我最dramatic的友谊, 可是却是我最珍惜的。太多秘密,我不多说,爱你就对了!

这段dramatic的友谊,今年继续drama下去啦! 我们的友谊遇到了一个很大很大的波折。那就是亲爱的‘大便Chris’有了女朋友啊! FYI, Chris是我的蓝颜知己,是我最最要好的朋友之一。在大学里可说是形影不离地赖在一起4年了,我们不知不觉中成了彼此的精神支柱。

而今年,我终于了解到那种 [最好的朋友拍拖了,你竟然在吃莫名其妙的醋] 的感觉。一开始,我很讨厌 也很害怕这感觉,因为这感觉很莫名其妙,我自己也接受不到自己干吗会吃这种幼稚又不符合逻辑的醋。我很喜欢大便,也很喜欢他女友,可是就是很不喜欢他们在一起。一知道消息,还和大便闹得很大很大 XD

那时候,为了平衡我乱乱的心,为了不让大便难堪,我想了很多。我一辈子总不能赖着大便不走,要学会分享,要学会祝福,更重要的是要为我单身了22年的知己开心下吧!所以就渐渐地想开了!在他们面前也变得自然一点了。

我觉得我根本就是超厉害的啦!那么复杂的情绪也都搞定了 XD 好啦,要谢谢大便。在那么难堪的position时,还会和我坦诚相对,听我闹脾气,陪我度过那时期。老套地祝我们的友谊万岁! ❤

2014-08-15 16.23.342014-03-18 00.43.32

10. Teman parents more, gik mama less Checked?

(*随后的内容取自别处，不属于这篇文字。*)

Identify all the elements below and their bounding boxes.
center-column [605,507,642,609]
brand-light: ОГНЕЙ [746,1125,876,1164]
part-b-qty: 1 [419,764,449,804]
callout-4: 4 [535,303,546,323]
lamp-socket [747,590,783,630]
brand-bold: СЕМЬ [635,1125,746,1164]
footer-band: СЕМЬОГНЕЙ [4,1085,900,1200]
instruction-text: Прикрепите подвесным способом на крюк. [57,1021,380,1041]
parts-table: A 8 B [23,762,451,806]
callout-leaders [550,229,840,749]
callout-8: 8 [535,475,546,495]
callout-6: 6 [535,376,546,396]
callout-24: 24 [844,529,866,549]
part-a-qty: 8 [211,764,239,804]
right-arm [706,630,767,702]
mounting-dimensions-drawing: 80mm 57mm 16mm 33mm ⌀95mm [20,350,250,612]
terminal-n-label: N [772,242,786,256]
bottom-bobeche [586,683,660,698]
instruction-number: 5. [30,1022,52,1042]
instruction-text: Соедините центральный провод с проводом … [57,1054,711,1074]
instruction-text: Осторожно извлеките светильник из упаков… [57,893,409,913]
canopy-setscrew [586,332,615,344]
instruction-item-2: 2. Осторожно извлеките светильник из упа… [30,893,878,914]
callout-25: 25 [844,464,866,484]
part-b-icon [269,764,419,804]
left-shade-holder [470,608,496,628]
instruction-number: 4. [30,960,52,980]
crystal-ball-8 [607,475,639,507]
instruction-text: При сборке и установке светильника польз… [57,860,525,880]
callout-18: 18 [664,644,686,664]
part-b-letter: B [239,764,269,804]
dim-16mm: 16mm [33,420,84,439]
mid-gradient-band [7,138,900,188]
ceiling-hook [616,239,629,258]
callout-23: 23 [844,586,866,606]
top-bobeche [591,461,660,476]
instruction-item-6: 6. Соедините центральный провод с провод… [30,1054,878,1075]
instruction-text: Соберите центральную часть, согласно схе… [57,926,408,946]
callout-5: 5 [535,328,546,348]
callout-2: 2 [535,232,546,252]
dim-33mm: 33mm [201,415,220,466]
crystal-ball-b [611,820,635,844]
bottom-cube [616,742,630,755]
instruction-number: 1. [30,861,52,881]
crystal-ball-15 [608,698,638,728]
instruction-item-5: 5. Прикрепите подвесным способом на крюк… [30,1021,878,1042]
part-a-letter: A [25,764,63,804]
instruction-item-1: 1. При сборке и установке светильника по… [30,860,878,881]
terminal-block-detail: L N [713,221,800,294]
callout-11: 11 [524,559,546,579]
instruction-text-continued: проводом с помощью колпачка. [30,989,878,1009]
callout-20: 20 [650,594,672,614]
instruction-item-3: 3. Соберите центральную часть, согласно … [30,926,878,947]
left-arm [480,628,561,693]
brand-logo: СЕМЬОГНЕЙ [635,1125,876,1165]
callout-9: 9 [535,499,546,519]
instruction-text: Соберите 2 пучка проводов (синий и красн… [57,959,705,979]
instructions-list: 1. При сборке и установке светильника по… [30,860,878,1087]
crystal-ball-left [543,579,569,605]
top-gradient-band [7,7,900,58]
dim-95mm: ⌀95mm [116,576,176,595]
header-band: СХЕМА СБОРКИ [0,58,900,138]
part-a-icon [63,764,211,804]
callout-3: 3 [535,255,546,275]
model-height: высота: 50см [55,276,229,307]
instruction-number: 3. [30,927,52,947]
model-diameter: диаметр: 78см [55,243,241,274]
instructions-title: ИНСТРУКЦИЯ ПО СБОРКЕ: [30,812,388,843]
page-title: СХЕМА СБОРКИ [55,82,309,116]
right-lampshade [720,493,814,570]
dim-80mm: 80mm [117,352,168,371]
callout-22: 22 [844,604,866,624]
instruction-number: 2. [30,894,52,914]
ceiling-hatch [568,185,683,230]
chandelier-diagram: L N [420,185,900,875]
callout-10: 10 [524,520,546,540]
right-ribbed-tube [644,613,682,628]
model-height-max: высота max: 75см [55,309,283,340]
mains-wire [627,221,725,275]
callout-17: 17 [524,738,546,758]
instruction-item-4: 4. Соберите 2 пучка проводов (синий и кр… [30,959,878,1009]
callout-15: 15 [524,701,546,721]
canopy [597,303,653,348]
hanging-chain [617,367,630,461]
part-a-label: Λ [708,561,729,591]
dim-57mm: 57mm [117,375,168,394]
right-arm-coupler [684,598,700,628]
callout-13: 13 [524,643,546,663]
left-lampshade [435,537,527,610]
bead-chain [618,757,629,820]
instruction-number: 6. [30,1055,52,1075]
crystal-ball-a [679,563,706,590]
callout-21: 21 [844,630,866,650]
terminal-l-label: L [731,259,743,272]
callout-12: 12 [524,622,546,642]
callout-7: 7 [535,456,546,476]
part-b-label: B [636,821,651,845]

你看你看,长大了就是这样! 外面的东西做多了,整天没时间陪家人。小时候的我应该作梦都想不到 连陪家人都要放进resolution里,haih,多么的丢脸的事  >< 而且hor,我发现我最近记性很差,很容易gik到妈妈。 冲完凉没把地上的头发捡起来, 晚上没有关厕所灯,电脑插头没拔,etc  etc。看是小小的事,其实都是我妈的眼中钉,一看到 火就来 XD  而,关怀妈妈,就从少gik她做起~ 加油 XD

以上的事我都有尽量在做了 T-T 可是,感觉上无论活到多少岁,都会被妈妈碎碎念。所以我依然很常被妈妈念,所以我也不知道自己有没有做到这点 @_@

Nothing is sweeter than seeing your parents holding each other <3

Nothing is sweeter than seeing your parents holding each other ❤

11. Stay with Derrick & Don’t stop falling for him all over again, & again – Checked!

Self-explanatory~~ ❤

恩,这个也不必解释太多,感觉上就是做到了 呵呵 ❤ 今年我们两周年了,两人第一次一起出国去了巴厘岛!*Achievement unlocked!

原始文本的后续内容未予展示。